We use the French term noir because it was the French who first recognized the deeper social and philosophical work being performed in what were essentially considered commercial, or even “pulp,” crime novels. There’s a reason Albert Camus claimed his inspiration for The Stranger, his bleak novel of a disaffected murderer, drew its inspiration from James M. Cain’s noir classic The Postman Always Rings Twice. Both novels are existentialist masterpieces. With his dark trench coat and a cigarette dangling from his lips au bec, Camus looks the part of a brooding French philosopher. We expect him to be deeply psychological and of course he doesn’t disappoint us.
camus
By contrast, Cain looks every bit the bespectacled journalist he was, but he took sun-drenched Southern California as his milieu for darker explorations. He knew Los Angeles back when it seemed like paradise and you could still smell salty ocean air and the perfume of orange groves above the smog. But he also knew that pretty scenery doesn’t make humans behave any less horribly to each other. Even though we expect (and get) sordid crimes and wicked twist endings from Cain’s novels, we read them primarily for the brisk, satisfying plots and the unethical characters who come to bad ends.
 cain

Noir novels are the 20th-century version of gothic potboilers. These books take us behind the scenes of the trashy stories we see splashed across the covers of American tabloids. We expect the cheap titillation of tawdry sex and back-alley murders.
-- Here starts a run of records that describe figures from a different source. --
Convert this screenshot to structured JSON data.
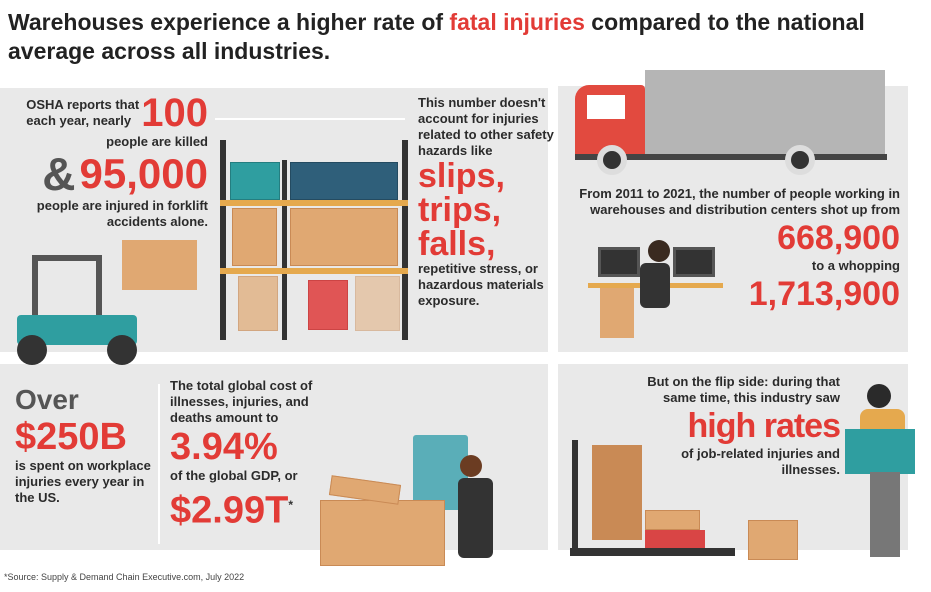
{
  "title": {
    "before": "Warehouses experience a higher rate of ",
    "highlight": "fatal injuries",
    "after": " compared to the national average across all industries."
  },
  "forklift": {
    "intro": "OSHA reports that each year, nearly",
    "killed_number": "100",
    "killed_text": "people are killed",
    "ampersand": "&",
    "injured_number": "95,000",
    "injured_text": "people are injured in forklift accidents alone."
  },
  "hazards": {
    "intro": "This number doesn't account for injuries related to other safety hazards like",
    "big": [
      "slips,",
      "trips,",
      "falls,"
    ],
    "outro": "repetitive stress, or hazardous materials exposure."
  },
  "workers": {
    "intro": "From 2011 to 2021, the number of people working in warehouses and distribution centers shot up from",
    "from_number": "668,900",
    "middle": "to a whopping",
    "to_number": "1,713,900"
  },
  "cost_us": {
    "over": "Over",
    "amount": "$250B",
    "text": "is spent on workplace injuries every year in the US."
  },
  "cost_global": {
    "intro": "The total global cost of illnesses, injuries, and deaths amount to",
    "percent": "3.94%",
    "middle": "of the global GDP, or",
    "amount": "$2.99T",
    "asterisk": "*"
  },
  "flip": {
    "intro": "But on the flip side: during that same time, this industry saw",
    "big": "high rates",
    "outro": "of job-related injuries and illnesses."
  },
  "source": "*Source: Supply & Demand Chain Executive.com, July 2022",
  "colors": {
    "accent": "#e23b36",
    "panel": "#e9e9e9",
    "text": "#2b2b2b"
  }
}
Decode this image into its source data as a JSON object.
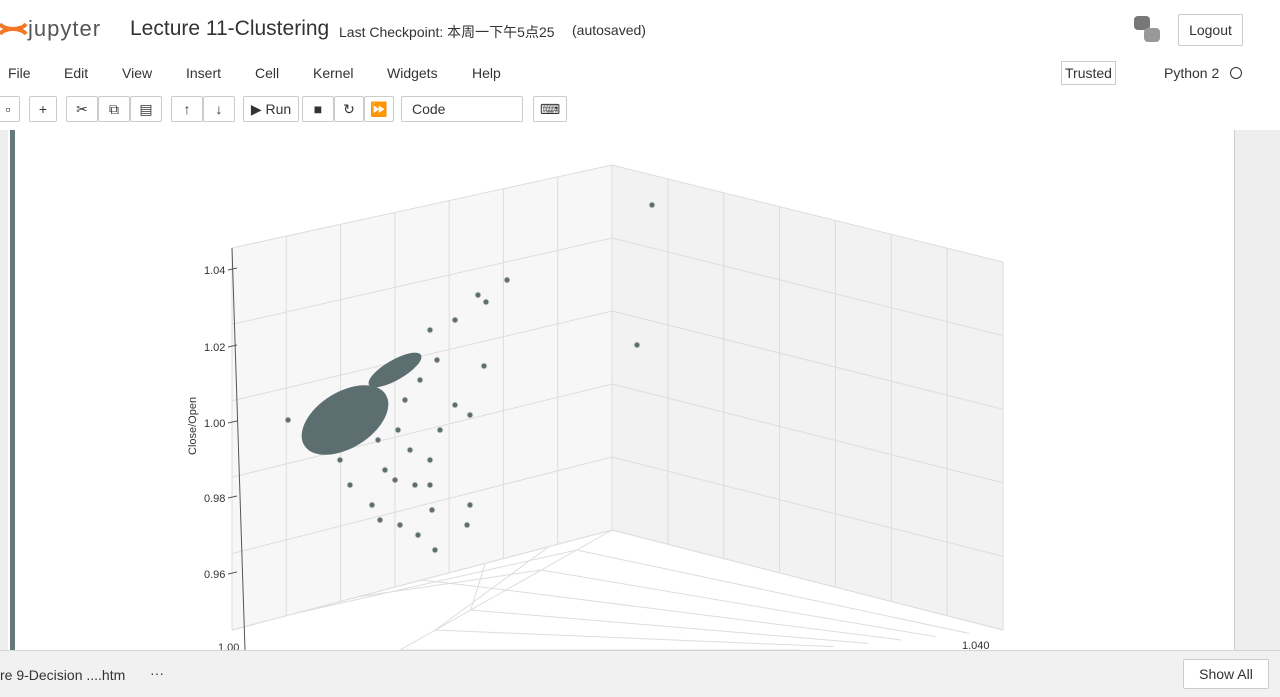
{
  "header": {
    "logo": "jupyter",
    "title": "Lecture 11-Clustering",
    "checkpoint": "Last Checkpoint: 本周一下午5点25",
    "autosaved": "(autosaved)",
    "logout": "Logout"
  },
  "menu": {
    "items": [
      "File",
      "Edit",
      "View",
      "Insert",
      "Cell",
      "Kernel",
      "Widgets",
      "Help"
    ],
    "trusted": "Trusted",
    "kernel": "Python 2"
  },
  "toolbar": {
    "run": "Run",
    "cell_type": "Code"
  },
  "plot": {
    "z_ticks": [
      "1.04",
      "1.02",
      "1.00",
      "0.98",
      "0.96"
    ],
    "z_label": "Close/Open",
    "x_tick": "1.00",
    "y_tick": "1.040"
  },
  "downloads": {
    "file": "re 9-Decision ....htm",
    "more": "···",
    "show_all": "Show All"
  }
}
We certainly don’t think of ourselves as embarking on heavy philosophical explorations of humanity’s place in a Godless universe. America doesn’t do philosophy, at least not that we’re willing to admit.

However, Cain delivers with both barrels. He’s got one loaded with all trashiness the public has been primed to expect, and the other barrel is packed with the same unflinching self-examination practiced by Camus and Jean-Paul Sartre.

And it wasn’t just James M. Cain who wrote these sorts of things, though he did it first and best with his first three novels, a trifecta of noir brilliance – The Postman Always Rings Twice, Double Indemnity, and Mildred Pierce. But a whole host of other American noir writers emerged during the 30’s, 40’s, and 50’s. Proto-noirist Cornell Woolrich wrote not only a brilliant series of novels with Black in the title but also Rear Window, which Hitchcock adapted into his brilliantly claustrophobic film. After Cain, David Goodis found the most favor with French readers. In 1960, François Truffaut turned his novel Shoot the Piano Player into a brilliant film. The grande dame of noir, Patricia Highsmith wrote her Talented Mr. Ripley series as well as Strangers on a Train and countless other wicked gems. For a delicious taste of Highsmith’s genius for psycho-sexual tension, check out the underappreciated 2015 film Carol which adapts her 1952 novel The Price of Salt. Though his talent was uneven due to his bouts of alcoholism, Jim Thompson wrote a dozen or more indispensible noir classics, including The Killer Inside Me, Pop. 1280, The Grifters, Savage Night, and (my personal favorite) After Dark, My Sweet.

thompson

These authors were the luminaries, but many other noir writers emerged in this era. Some wrote quickly for money. Others had just one or two brilliant moments in the sun. Yet, prolific or not, they all still understood the basic premise of a bleak worldview they were promulgating. Living in the wake of World War I with all its fresh horrors, followed by the global grind of the Depression, and then emerging into what Charles Willeford called the “new forms of ugly” manifest during and after World War II with its twin horrors of the Holocaust and the atomic bomb.

In the face of all this, noir authors wrote what came naturally to them, gritty, grinding crime novels that tried to make sense of a world where God is dead, or at least sleeping. Noir became essential because it confronted the fact that we are ultimately alone in the universe. Worse, we no longer have any illusions that anything can save us from ourselves.